Dentro de décadas se juzgará al Estado, como a lo largo de toda la historia, por su capacidad para ser útil a su destino y finalidad primordial: la salvaguarda de los intereses de la ciudadanía, de quienes legitiman con su individualidad la acción total de una organización política que se vertebra sobre su capacidad de ejercicio.
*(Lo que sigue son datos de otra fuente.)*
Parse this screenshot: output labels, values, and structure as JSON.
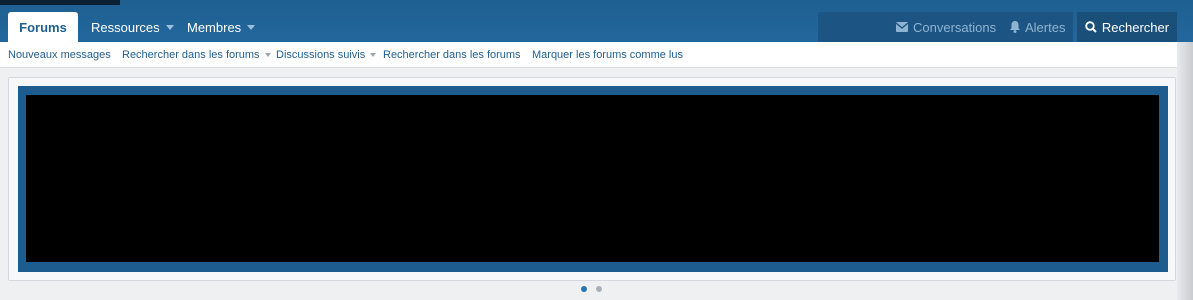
{
  "nav": {
    "tabs": [
      {
        "label": "Forums",
        "active": true
      },
      {
        "label": "Ressources",
        "has_dropdown": true
      },
      {
        "label": "Membres",
        "has_dropdown": true
      }
    ],
    "right": {
      "conversations": "Conversations",
      "alerts": "Alertes",
      "search": "Rechercher"
    }
  },
  "subnav": {
    "links": [
      {
        "label": "Nouveaux messages"
      },
      {
        "label": "Rechercher dans les forums",
        "has_dropdown": true
      },
      {
        "label": "Discussions suivis",
        "has_dropdown": true
      },
      {
        "label": "Rechercher dans les forums"
      },
      {
        "label": "Marquer les forums comme lus"
      }
    ]
  },
  "carousel": {
    "slide_count": 2,
    "active_index": 0,
    "colors": {
      "active_dot": "#2577b5",
      "inactive_dot": "#a9b0b7",
      "frame": "#1d5c8e"
    }
  },
  "icons": {
    "conversations": "envelope-icon",
    "alerts": "bell-icon",
    "search": "search-icon"
  },
  "colors": {
    "header": "#1f5f91",
    "link": "#1f5f91"
  }
}
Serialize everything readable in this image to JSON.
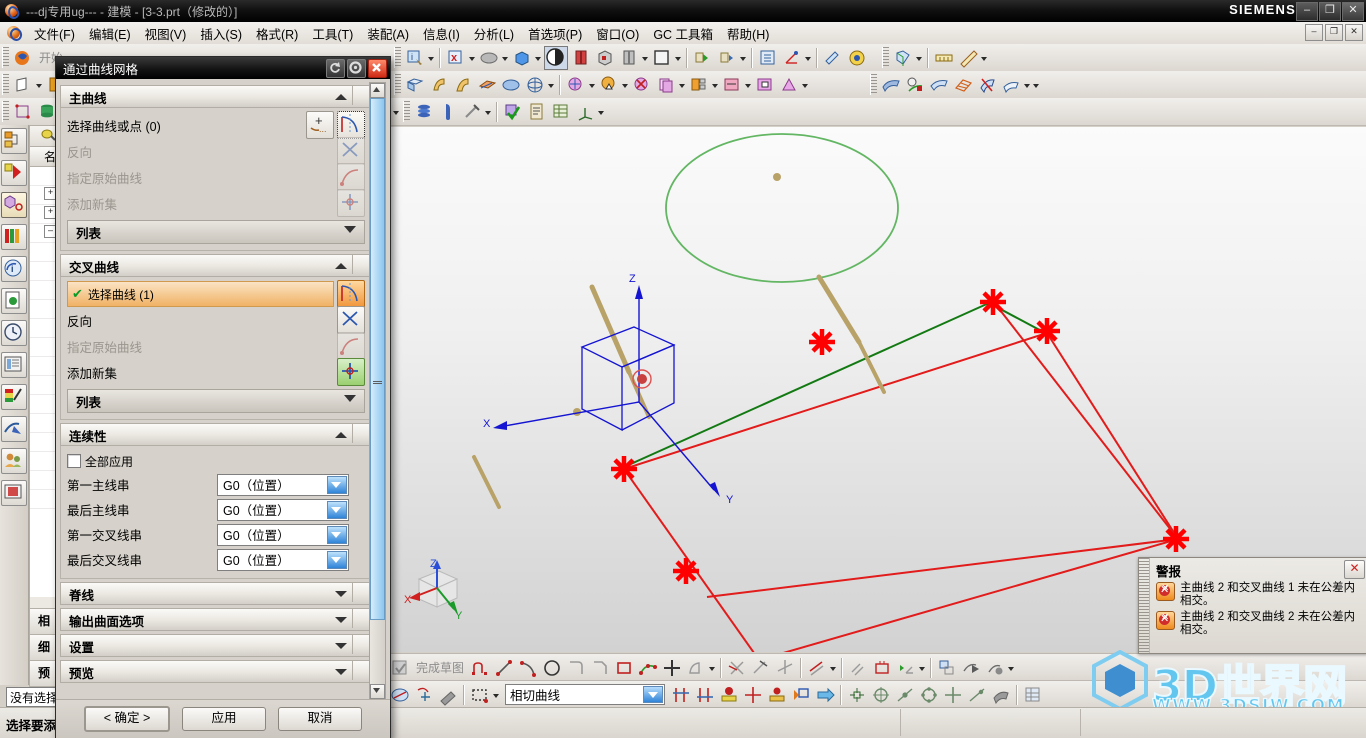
{
  "titlebar": {
    "text": "---dj专用ug--- - 建模 - [3-3.prt（修改的）]",
    "brand": "SIEMENS",
    "minimize": "–",
    "restore": "❐",
    "close": "✕"
  },
  "menubar": {
    "items": [
      {
        "label": "文件(F)"
      },
      {
        "label": "编辑(E)"
      },
      {
        "label": "视图(V)"
      },
      {
        "label": "插入(S)"
      },
      {
        "label": "格式(R)"
      },
      {
        "label": "工具(T)"
      },
      {
        "label": "装配(A)"
      },
      {
        "label": "信息(I)"
      },
      {
        "label": "分析(L)"
      },
      {
        "label": "首选项(P)"
      },
      {
        "label": "窗口(O)"
      },
      {
        "label": "GC 工具箱"
      },
      {
        "label": "帮助(H)"
      }
    ],
    "minimize": "–",
    "restore": "❐",
    "close": "✕"
  },
  "toolbar": {
    "start_label": "开始",
    "finish_sketch_label": "完成草图",
    "curve_rule": {
      "value": "相切曲线"
    }
  },
  "navigator": {
    "tab_label": "名",
    "sections": [
      {
        "label": "相"
      },
      {
        "label": "细"
      },
      {
        "label": "预"
      }
    ]
  },
  "dialog": {
    "title": "通过曲线网格",
    "titlebar_buttons": {
      "reset": "↺",
      "settings": "⚙",
      "close": "✕"
    },
    "groups": [
      {
        "id": "primary_curves",
        "title": "主曲线",
        "collapsed": false,
        "rows": [
          {
            "label": "选择曲线或点 (0)",
            "disabled": false,
            "selected": false,
            "icons": [
              "add-point-icon",
              "select-curve-icon"
            ]
          },
          {
            "label": "反向",
            "disabled": true,
            "icons": [
              "reverse-direction-icon"
            ]
          },
          {
            "label": "指定原始曲线",
            "disabled": true,
            "icons": [
              "specify-original-curve-icon"
            ]
          },
          {
            "label": "添加新集",
            "disabled": true,
            "icons": [
              "add-new-set-icon"
            ]
          }
        ],
        "list_label": "列表"
      },
      {
        "id": "cross_curves",
        "title": "交叉曲线",
        "collapsed": false,
        "rows": [
          {
            "label": "选择曲线 (1)",
            "disabled": false,
            "selected": true,
            "icons": [
              "select-curve-icon"
            ]
          },
          {
            "label": "反向",
            "disabled": false,
            "icons": [
              "reverse-direction-icon"
            ]
          },
          {
            "label": "指定原始曲线",
            "disabled": true,
            "icons": [
              "specify-original-curve-icon"
            ]
          },
          {
            "label": "添加新集",
            "disabled": false,
            "icons": [
              "add-new-set-icon"
            ]
          }
        ],
        "list_label": "列表"
      }
    ],
    "continuity": {
      "title": "连续性",
      "apply_all_label": "全部应用",
      "apply_all_checked": false,
      "rows": [
        {
          "label": "第一主线串",
          "value": "G0（位置）"
        },
        {
          "label": "最后主线串",
          "value": "G0（位置）"
        },
        {
          "label": "第一交叉线串",
          "value": "G0（位置）"
        },
        {
          "label": "最后交叉线串",
          "value": "G0（位置）"
        }
      ]
    },
    "collapsed_groups": [
      {
        "title": "脊线"
      },
      {
        "title": "输出曲面选项"
      },
      {
        "title": "设置"
      },
      {
        "title": "预览"
      }
    ],
    "buttons": {
      "ok": "< 确定 >",
      "apply": "应用",
      "cancel": "取消"
    }
  },
  "alert": {
    "title": "警报",
    "close": "✕",
    "messages": [
      "主曲线 2 和交叉曲线 1 未在公差内相交。",
      "主曲线 2 和交叉曲线 2 未在公差内相交。"
    ]
  },
  "statusbar": {
    "cue_value": "没有选择对象",
    "prompt": "选择要添加的曲线"
  },
  "viewport": {
    "axes": {
      "x": "X",
      "y": "Y",
      "z": "Z"
    },
    "triad": {
      "x": "X",
      "y": "Y",
      "z": "Z"
    },
    "colors": {
      "primary_curve": "#e21b1b",
      "cross_curve": "#1a8a1a",
      "circle": "#63b663",
      "wcs": "#1414d2",
      "arrow": "#b9a268",
      "star": "#ff0000"
    }
  },
  "watermark": {
    "main": "3D世界网",
    "sub": "WWW.3DSJW.COM"
  }
}
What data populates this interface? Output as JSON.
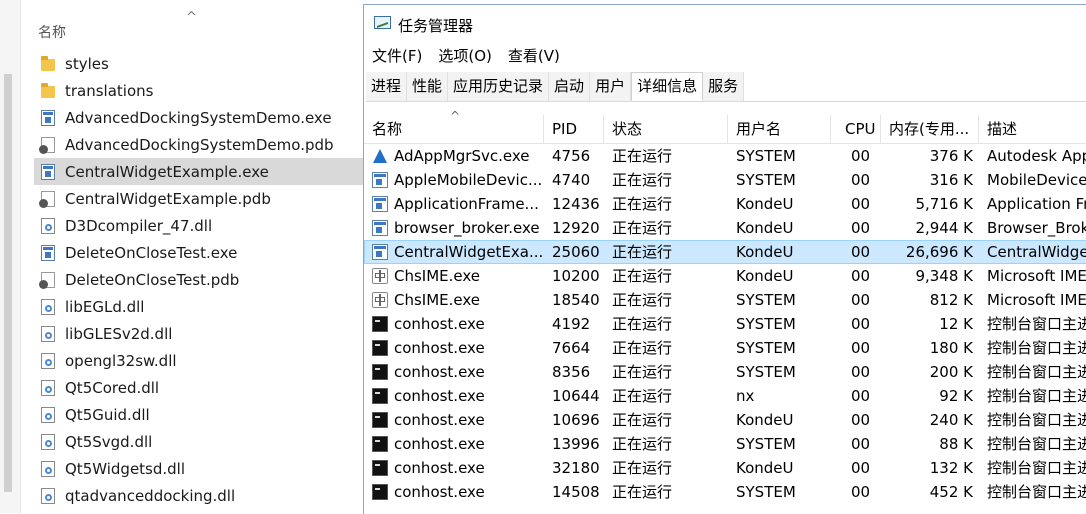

Ejercicio político —con leyes, actos y liderazgo— como herramienta frente a la adversidad consustancial a la evolución de los acontecimientos; acción política para hacer de la nada un todo y de la crisis una oportunidad.
La gran tragedia de la ausencia de reflexión teórica sobre el concepto de Estado en las últimas décadas no radica en el vacío académico o en el polvo de las bibliotecas, el problema que esconde la inercia con la que hemos aceptado acríticamente la evolución de nuestra organización humana paradigmática es que ahora afrontamos una crisis global con un instrumento de vertebración nacional —el Estado— que confunde sus deseos con los hechos, y en esa confusión inconsciente comprueba que su operatividad —su acción— se encuentra diluida por la tensión entre lo irremediable y el deseo diabólico del poder de seguir siendo eso mismo: poder.
El silbido de la flecha mordiendo ferozmente la diana. Maquiavelo nunca acertó tanto: el Estado no es poder… el poder es Estado… Y hoy el nuestro, desgraciadamente, contempla su encrucijada: elegir entre la acción o la inacción, entre el poder o la nada.
*** Álvaro Perea González es letrado de la Administración de Justicia.